PT KONTAK PERKASA – Harga minyak mentah Amerika Serikat (AS) meluncur dari level tertingginya dalam lebih dari 3 tahun pada akhir perdagangan Rabu (23/5/2018), menyusul laporan kenaikan tak terduga pada stok minyak mentah dan bensin di AS.

Harga minyak West Texas Intermediate (WTI) untuk kontrak Juli 2018 turun 36 sen dan ditutup di level US$71,84 per barel di New York Mercantile Exchange. Pada perdagangan Selasa (22/5), WTI kontrak Juli turun 15 sen ke level US$72,20.

Di sisi lain, harga minyak Brent untuk pengiriman Juli mampu naik 23 sen dan ditutup di US$79,80 per barel di ICE Futures Europe exchange yang berbasis di London. Minyak mentah acuan global ini diperdagangkan premium US$7,96 terhadap WTI.

Energy Information Administration (EIA) melaporkan bahwa surplus pasokan minyak pada negara berkekuatan ekonomi terbesar di dunia tersebut membengkak sebesar 5,78 juta barel pekan lalu, sedangkan persediaan bensin berekspansi sebesar 1,88 juta.

Padahal, hampir setiap analis dan ekonom dalam survei Bloomberg memperkirakan stok akan menyusut.

“Saya terkejut melihat kenaikan besar pada minyak mentah. Risikonya adalah penurunan (harga) saat ini,” kata Tariq Zahir, commodity fund manager di Tyche Capital Advisors LLC., seperti dikutip Bloomberg.

Para perwakilan OPEC dan produsen minyak utama lainnya berkumpul pada Selasa (22/5/2018) sebelum pertemuan utama kelompok ini yang berlangsung bulan depan untuk meninjau dampak pemotongan produksi.

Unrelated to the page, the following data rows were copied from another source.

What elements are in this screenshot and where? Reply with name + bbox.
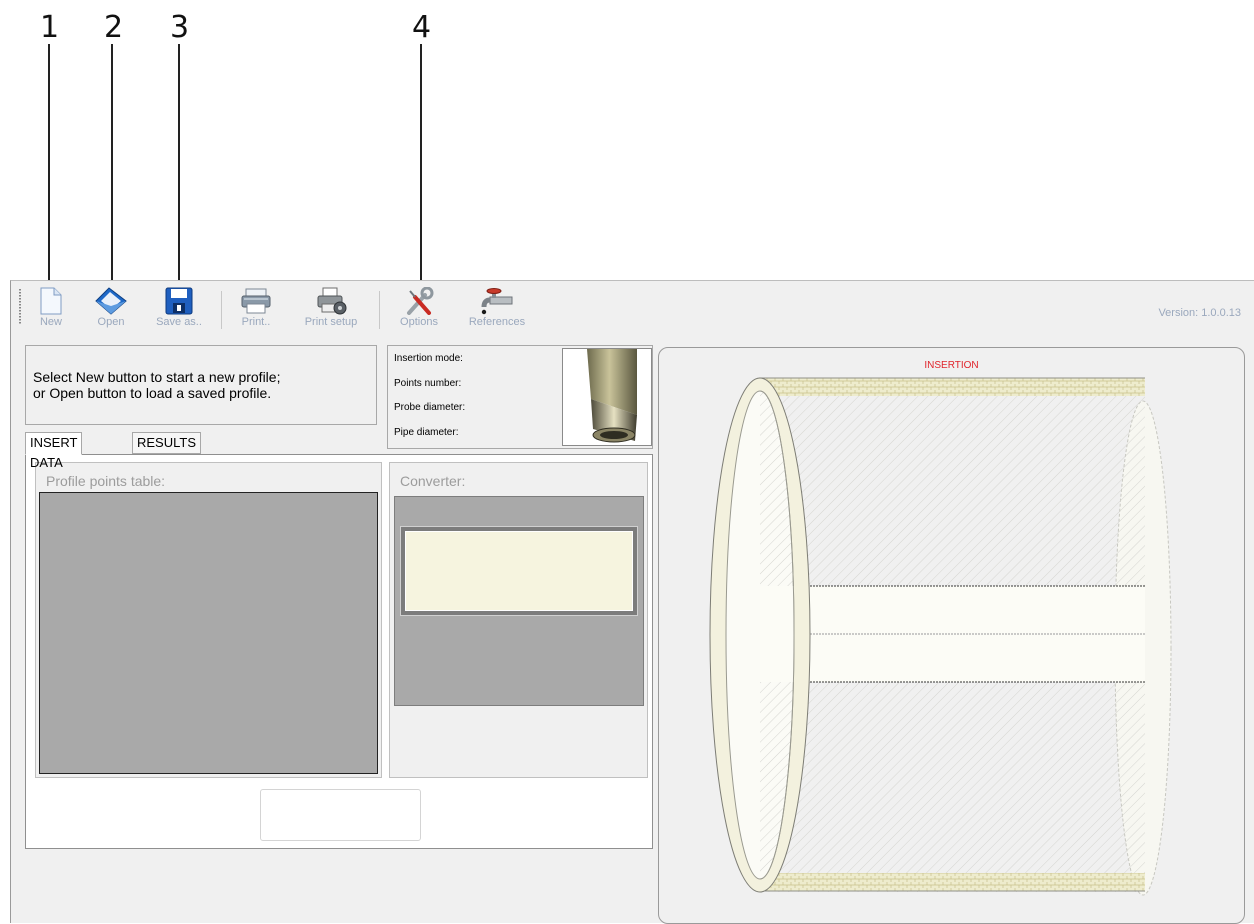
- callout-leader-3: [178, 44, 180, 294]
- print-setup-icon: [317, 287, 347, 315]
- profile-points-title: Profile points table:: [46, 473, 166, 489]
- probe-image: [562, 348, 652, 446]
- insertion-diagram-panel: INSERTION: [658, 347, 1245, 924]
- probe-info-panel: Insertion mode: Points number: Probe dia…: [387, 345, 653, 449]
- callout-3: 3: [170, 10, 190, 45]
- blank-action-box[interactable]: [260, 789, 421, 841]
- tab-insert-data[interactable]: INSERT DATA: [25, 432, 83, 470]
- save-as-button-label: Save as..: [156, 316, 202, 328]
- pipe-diagram: [709, 377, 1172, 896]
- toolbar-grip[interactable]: [19, 289, 21, 325]
- options-button-label: Options: [400, 316, 438, 328]
- callout-leader-4: [420, 44, 422, 296]
- printer-icon: [241, 288, 271, 314]
- callout-1: 1: [40, 10, 60, 45]
- new-button-label: New: [39, 316, 62, 328]
- save-as-button[interactable]: Save as..: [155, 287, 203, 335]
- new-button[interactable]: New: [35, 287, 67, 335]
- print-setup-button[interactable]: Print setup: [299, 287, 363, 335]
- print-setup-button-label: Print setup: [304, 316, 358, 328]
- converter-display: [405, 531, 633, 611]
- references-button[interactable]: References: [467, 287, 527, 335]
- points-number-label: Points number:: [394, 378, 462, 389]
- open-folder-icon: [95, 287, 127, 315]
- references-button-label: References: [468, 316, 526, 328]
- app-window: New Open Save as.. Print.. Print setup O…: [10, 280, 1254, 924]
- open-button[interactable]: Open: [91, 287, 131, 335]
- converter-display-frame: [400, 526, 638, 616]
- toolbar-separator: [221, 291, 222, 329]
- version-label: Version: 1.0.0.13: [1158, 307, 1241, 319]
- callout-2: 2: [104, 10, 124, 45]
- insert-data-tab-panel: Profile points table: Converter:: [25, 454, 653, 849]
- callout-leader-1: [48, 44, 50, 290]
- profile-points-table[interactable]: [39, 492, 378, 774]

Dengan pasokan dari Iran dan Venezuela yang berisiko, terdapat spekulasi bahwa mereka dapat mengurangi upaya pemangkasan produksi yang dilakukan lebih dari setahun yang lalu untuk mengikis kelebihan suplai global.

Harga minyak Brent naik melampaui level US$80 per barel bulan ini saat tensi geopolitik di Timur Tengah dan kekacauan di Venezuela mendorong kekhawatiran gangguan pasokan.

Terlepas dari rekor produksi minyak mentah AS, OPEC telah berhasil mengatasi kelebihan suplai, menurut IEA.

“Beberapa negara penghasil minyak terbesar harus masuk meringankan kekurangan pasokan yang terjadi apabila pengiriman dari Venezuela atau Iran menurun,” ujar Direktur Eksekutif IEA Fatih Birol awal pekan ini.